By the time Betty made it home, she was hot, sweaty and hungry. She was also exhausted, but found this state encouraging. Betty made a poor-boy from a tear of day-old and a piece of cheddar, then washed the works down with one of Andy’s waiting beers. ‘He can Goddamn well share,’ she thought as she tidied up, before retiring to the cool den for a long-overdue nap.
Betty, lugging her new book, laid her back flat upon the small couch and held the text above her with both hands. For its size, the volume was light and easy to hold.
The prose was crafted in early-twentieth century academia. The retired schoolteacher didn’t have any trouble with it and soon found herself lost in the strange exploration of dreamscape.
In her dream, the dream she was now having, Betty would run through the woods near Memramcook, where she grew up. She was always out of breath, heart-racing as she fled an unknown fear. There would always be a stumble, a fall, an accident or obstacle that prevented her escape. She’d close her eyes and pray for a swift end. The dream would screech to a halt and Betty would spend the rest of the night sleepless and wide awake.

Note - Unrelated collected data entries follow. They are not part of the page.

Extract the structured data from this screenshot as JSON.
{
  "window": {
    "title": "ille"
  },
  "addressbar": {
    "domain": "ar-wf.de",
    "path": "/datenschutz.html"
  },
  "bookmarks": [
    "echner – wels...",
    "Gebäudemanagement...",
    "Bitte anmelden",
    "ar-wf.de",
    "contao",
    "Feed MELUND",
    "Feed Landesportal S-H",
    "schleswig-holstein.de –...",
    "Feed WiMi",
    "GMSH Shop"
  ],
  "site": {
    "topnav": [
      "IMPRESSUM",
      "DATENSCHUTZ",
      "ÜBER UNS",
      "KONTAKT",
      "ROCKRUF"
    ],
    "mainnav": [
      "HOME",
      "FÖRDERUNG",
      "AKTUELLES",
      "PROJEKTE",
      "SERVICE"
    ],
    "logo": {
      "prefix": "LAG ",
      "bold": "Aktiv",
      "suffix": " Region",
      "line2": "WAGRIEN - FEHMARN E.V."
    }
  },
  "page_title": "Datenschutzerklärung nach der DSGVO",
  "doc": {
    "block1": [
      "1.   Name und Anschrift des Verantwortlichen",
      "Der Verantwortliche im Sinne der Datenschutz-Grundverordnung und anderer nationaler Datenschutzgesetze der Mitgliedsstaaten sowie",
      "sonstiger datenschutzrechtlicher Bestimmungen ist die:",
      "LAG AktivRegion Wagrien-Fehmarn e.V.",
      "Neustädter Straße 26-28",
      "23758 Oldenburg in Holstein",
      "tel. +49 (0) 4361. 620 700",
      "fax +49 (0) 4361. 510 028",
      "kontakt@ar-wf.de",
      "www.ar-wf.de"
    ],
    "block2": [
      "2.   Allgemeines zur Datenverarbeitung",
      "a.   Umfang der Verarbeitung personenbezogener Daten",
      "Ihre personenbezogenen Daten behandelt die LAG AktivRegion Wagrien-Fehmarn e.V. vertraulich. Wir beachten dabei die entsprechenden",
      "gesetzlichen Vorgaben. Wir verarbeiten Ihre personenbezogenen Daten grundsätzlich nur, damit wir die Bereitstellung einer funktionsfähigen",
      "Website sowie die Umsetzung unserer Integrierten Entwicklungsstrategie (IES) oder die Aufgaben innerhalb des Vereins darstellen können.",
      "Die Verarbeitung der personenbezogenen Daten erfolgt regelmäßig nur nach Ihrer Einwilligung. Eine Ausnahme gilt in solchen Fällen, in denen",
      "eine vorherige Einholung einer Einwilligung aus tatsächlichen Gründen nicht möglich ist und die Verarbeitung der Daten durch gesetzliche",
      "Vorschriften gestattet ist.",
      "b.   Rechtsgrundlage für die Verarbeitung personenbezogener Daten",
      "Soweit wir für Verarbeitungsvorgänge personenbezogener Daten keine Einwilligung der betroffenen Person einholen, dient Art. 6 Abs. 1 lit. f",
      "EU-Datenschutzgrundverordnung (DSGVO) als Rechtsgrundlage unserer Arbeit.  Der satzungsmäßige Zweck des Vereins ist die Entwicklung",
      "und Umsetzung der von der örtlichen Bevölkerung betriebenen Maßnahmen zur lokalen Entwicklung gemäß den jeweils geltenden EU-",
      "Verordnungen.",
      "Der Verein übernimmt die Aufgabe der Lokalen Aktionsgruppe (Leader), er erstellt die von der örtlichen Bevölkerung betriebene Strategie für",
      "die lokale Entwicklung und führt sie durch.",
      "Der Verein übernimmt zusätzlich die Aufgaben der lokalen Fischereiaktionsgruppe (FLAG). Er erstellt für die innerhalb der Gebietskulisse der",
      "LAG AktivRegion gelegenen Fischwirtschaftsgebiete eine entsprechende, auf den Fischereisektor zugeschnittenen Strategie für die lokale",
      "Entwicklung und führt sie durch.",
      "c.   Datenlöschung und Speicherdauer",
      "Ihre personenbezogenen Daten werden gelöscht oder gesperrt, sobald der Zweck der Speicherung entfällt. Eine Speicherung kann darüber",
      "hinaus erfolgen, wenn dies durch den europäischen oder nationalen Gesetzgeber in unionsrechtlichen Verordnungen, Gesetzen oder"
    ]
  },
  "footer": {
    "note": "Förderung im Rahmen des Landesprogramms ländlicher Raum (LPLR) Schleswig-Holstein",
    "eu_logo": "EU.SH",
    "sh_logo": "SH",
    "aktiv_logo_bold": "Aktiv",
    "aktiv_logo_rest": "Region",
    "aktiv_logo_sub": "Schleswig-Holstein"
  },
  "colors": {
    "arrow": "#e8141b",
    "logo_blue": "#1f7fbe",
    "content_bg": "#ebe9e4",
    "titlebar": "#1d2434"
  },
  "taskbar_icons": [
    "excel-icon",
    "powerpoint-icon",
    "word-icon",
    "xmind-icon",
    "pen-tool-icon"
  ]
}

This time was different. Armed with her book, Betty turned to face her pursuer and opened her eyes. The demon’s red stare pierced her soul but Betty did not lose her resolve. She met the beast’s gaze with the soldering coal of her own.
Betty clenched her fist and closed her hand on Andy’s straight razor. It was a gift from her father to Andy as he laid dying in the hospital. She remembered the stench of cancer and death. It never left her. She greeted that foulness now as she swung the open blade across the beast’s throat.
It howled. It bled. It died.
Betty woke to find herself standing in the middle of her den, furniture and belongings in complete disarray. On the floor in front of her, in a rapidly expanding pool of blood, lay her slain husband.
She looked at her hand and dropped the razor to the floor.